The need for diversified, resilient links was underlined in late April 2025, when a major power outage in Spain disrupted satellite services for remote parts of Greenland after Tusass reported losing connection to satellite equipment located in Maspalomas in the Canary Islands. 

The big idea proposals: Kangerlussuaq and gigawatt-scale talk

As Greenland’s core connectivity improves, the rhetoric is getting bigger.

On Jan. 23, 2026, Data Center Dynamics reported (citing CNBC) that a gigawatt-scale data center campus has been pitched for the Kangerlussuaq area. 

That kind of scale is enormous by any standard and it’s important to label it correctly: a reported proposal, not a completed project.

The reality check: what Greenland must solve to host large-scale compute

If Greenland becomes a serious data-center destination, climate is only one variable. The gating factors remain:

  • Power (generation, transmission, redundancy)
  • Connectivity (multiple resilient subsea routes + domestic backbone)
  • Permitting & local buy-in (Greenlandic priorities come first)
  • Workforce & logistics (construction, maintenance, spares, seasonal realities)

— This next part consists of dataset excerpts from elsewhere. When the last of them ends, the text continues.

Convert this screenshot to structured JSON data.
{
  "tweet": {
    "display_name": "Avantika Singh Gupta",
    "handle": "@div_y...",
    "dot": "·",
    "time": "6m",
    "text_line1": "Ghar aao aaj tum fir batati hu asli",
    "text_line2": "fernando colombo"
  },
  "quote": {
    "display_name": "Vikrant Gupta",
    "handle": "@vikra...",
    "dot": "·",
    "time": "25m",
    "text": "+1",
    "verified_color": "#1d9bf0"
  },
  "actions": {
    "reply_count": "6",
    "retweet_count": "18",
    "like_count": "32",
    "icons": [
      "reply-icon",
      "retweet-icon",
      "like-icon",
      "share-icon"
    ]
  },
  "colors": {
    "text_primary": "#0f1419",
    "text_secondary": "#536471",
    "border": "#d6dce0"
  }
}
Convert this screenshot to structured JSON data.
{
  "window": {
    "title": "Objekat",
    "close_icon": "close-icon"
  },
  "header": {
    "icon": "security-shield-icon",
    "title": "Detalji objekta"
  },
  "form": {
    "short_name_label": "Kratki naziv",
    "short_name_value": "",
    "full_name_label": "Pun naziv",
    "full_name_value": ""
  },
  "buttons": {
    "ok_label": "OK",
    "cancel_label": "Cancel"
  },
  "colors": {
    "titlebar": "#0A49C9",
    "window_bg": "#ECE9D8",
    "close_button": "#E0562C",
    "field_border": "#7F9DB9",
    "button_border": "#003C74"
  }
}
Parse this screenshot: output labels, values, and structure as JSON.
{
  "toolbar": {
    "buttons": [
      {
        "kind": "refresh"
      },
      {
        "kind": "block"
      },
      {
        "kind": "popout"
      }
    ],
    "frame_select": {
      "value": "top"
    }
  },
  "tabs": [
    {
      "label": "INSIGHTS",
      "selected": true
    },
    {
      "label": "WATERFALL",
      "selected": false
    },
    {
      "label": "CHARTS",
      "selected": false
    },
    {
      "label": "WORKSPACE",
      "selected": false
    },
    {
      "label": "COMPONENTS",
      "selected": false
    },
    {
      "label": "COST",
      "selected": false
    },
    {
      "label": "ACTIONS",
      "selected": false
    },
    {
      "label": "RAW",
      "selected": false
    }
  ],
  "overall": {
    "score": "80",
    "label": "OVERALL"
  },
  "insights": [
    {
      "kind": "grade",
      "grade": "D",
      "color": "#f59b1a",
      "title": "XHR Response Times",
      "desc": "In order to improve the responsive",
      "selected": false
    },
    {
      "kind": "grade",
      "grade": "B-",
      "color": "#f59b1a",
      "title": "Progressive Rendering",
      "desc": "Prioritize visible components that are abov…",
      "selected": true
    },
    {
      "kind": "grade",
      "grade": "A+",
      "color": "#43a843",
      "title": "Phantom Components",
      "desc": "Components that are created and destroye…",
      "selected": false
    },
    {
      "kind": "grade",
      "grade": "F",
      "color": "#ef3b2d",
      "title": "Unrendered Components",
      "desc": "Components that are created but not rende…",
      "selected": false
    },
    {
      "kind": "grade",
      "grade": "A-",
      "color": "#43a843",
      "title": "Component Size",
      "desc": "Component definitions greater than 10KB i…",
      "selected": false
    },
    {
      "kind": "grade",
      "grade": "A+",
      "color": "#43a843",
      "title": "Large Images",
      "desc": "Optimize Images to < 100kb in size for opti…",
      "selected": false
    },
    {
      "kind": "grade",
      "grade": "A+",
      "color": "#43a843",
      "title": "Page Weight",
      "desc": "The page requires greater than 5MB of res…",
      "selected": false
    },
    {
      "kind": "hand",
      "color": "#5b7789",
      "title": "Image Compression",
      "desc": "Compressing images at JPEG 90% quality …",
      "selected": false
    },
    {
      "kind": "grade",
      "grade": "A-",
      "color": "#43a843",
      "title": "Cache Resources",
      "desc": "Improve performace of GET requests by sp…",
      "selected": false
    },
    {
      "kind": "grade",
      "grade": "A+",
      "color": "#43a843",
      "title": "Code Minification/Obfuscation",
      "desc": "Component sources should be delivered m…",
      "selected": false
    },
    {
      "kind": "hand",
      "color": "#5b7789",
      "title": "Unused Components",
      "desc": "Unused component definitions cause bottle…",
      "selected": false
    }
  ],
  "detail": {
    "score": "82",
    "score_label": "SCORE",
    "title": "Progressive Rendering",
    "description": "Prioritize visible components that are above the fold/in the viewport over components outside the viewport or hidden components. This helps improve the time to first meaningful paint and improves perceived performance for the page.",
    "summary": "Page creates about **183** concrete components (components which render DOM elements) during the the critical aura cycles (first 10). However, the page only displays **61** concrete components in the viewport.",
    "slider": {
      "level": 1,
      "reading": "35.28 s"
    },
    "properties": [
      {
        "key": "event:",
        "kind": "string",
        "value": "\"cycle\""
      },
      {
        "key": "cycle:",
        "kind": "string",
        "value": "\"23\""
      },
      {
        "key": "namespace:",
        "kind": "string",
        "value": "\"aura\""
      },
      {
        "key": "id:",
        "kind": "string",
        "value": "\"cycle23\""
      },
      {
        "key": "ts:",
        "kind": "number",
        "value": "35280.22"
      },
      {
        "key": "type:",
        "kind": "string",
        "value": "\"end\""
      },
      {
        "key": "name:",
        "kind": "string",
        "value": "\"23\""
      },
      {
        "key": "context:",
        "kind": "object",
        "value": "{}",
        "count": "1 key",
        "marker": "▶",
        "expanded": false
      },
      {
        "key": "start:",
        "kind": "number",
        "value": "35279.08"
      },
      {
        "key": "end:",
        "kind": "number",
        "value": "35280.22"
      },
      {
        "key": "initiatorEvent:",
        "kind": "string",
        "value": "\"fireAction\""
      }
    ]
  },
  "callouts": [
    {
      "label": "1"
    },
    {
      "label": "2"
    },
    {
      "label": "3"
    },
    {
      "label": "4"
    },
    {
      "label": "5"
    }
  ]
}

Greenland doesn’t need to become the next Virginia to matter. Even modest, resilient builds in Nuuk are meaningful because they strengthen national capability and they support the wider patchwork of connectivity bubbles along the coast. 

The cold-climate compute thesis may still be early, but the infrastructure pieces are starting to move: Tier III capacity in Nuuk, new subsea financing, and LEO satellite redundancy.